This invention relates to the field of latches usable with sliding and swinging doors, gates, and the like and is particularly adapted to retaining the corners of machine shed doors and fence gates.
While the invention disclosed herein is adaptable to a variety of sliding and swinging doors or gates, it is particularly adaptable to the retention and latching of the large sliding doors commonly found on farm machine sheds. Such machine sheds normally have either one or two large sliding doors to permit tractors, implements, and the like to be moved into and out of the machine shed and such doors are normally slidably mounted and suspended from an overhead track. Because of the substantial size of such doors, they are particularly susceptible to dislodgment by wind and, even in moderate winds, have a tendency to swing and flap. If such flapping is not arrested, its frequency and magnitude can increase until the door is dislodged from the overhead track or even blown off the machine shed.
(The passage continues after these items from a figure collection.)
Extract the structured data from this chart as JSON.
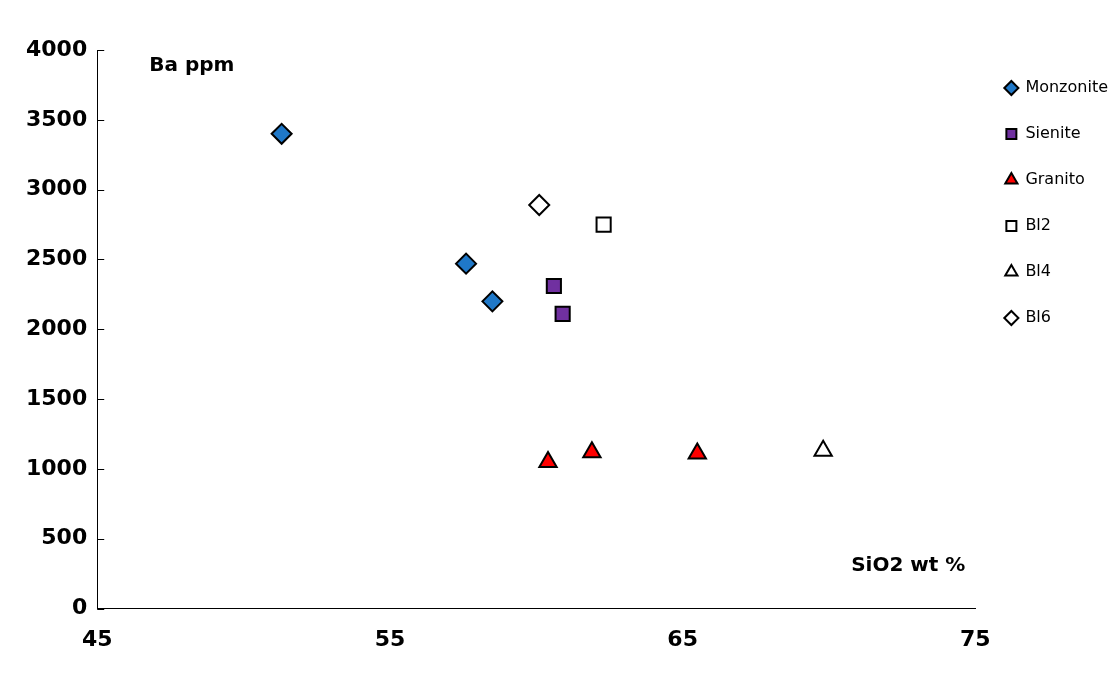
{
  "chart_data": {
    "type": "scatter",
    "xlabel": "SiO2 wt %",
    "ylabel": "Ba ppm",
    "xlim": [
      45,
      75
    ],
    "xticks": [
      45,
      55,
      65,
      75
    ],
    "ylim": [
      0,
      4000
    ],
    "yticks": [
      0,
      500,
      1000,
      1500,
      2000,
      2500,
      3000,
      3500,
      4000
    ],
    "grid": false,
    "legend": "top right",
    "series": [
      {
        "name": "Monzonite",
        "color": "#1f78c8",
        "marker": "diamond",
        "x": [
          51.3,
          57.6,
          58.5
        ],
        "values": [
          3400,
          2470,
          2200
        ]
      },
      {
        "name": "Sienite",
        "color": "#7030a0",
        "marker": "square",
        "x": [
          60.6,
          60.9
        ],
        "values": [
          2310,
          2110
        ]
      },
      {
        "name": "Granito",
        "color": "#ff0000",
        "marker": "triangle",
        "x": [
          60.4,
          61.9,
          65.5
        ],
        "values": [
          1050,
          1120,
          1110
        ]
      },
      {
        "name": "Bl2",
        "color": "#ffffff",
        "marker": "square",
        "x": [
          62.3
        ],
        "values": [
          2750
        ]
      },
      {
        "name": "Bl4",
        "color": "#ffffff",
        "marker": "triangle",
        "x": [
          69.8
        ],
        "values": [
          1130
        ]
      },
      {
        "name": "Bl6",
        "color": "#ffffff",
        "marker": "diamond",
        "x": [
          60.1
        ],
        "values": [
          2890
        ]
      }
    ]
  }
}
A partial solution to the wind dislodgment problem has been the driving of one or more heavy stakes or pipes into the earth adjacent the door to resist flapping movement. While this step is partially successful, the pipe is often in the way, is hazardous to those walking near the door and generally must be placed so near the door that it also provides interference with door movement when ice and snow accumulate in winter months. For these reasons, an improved apparatus for containment of machine shed doors is needed so as to retain the door closely against the machine shed in both open and closed positions of the door, to be resistant to ice, snow and extremes of weather and to be nonhazardous to those using the doors. The present invention solves these problems.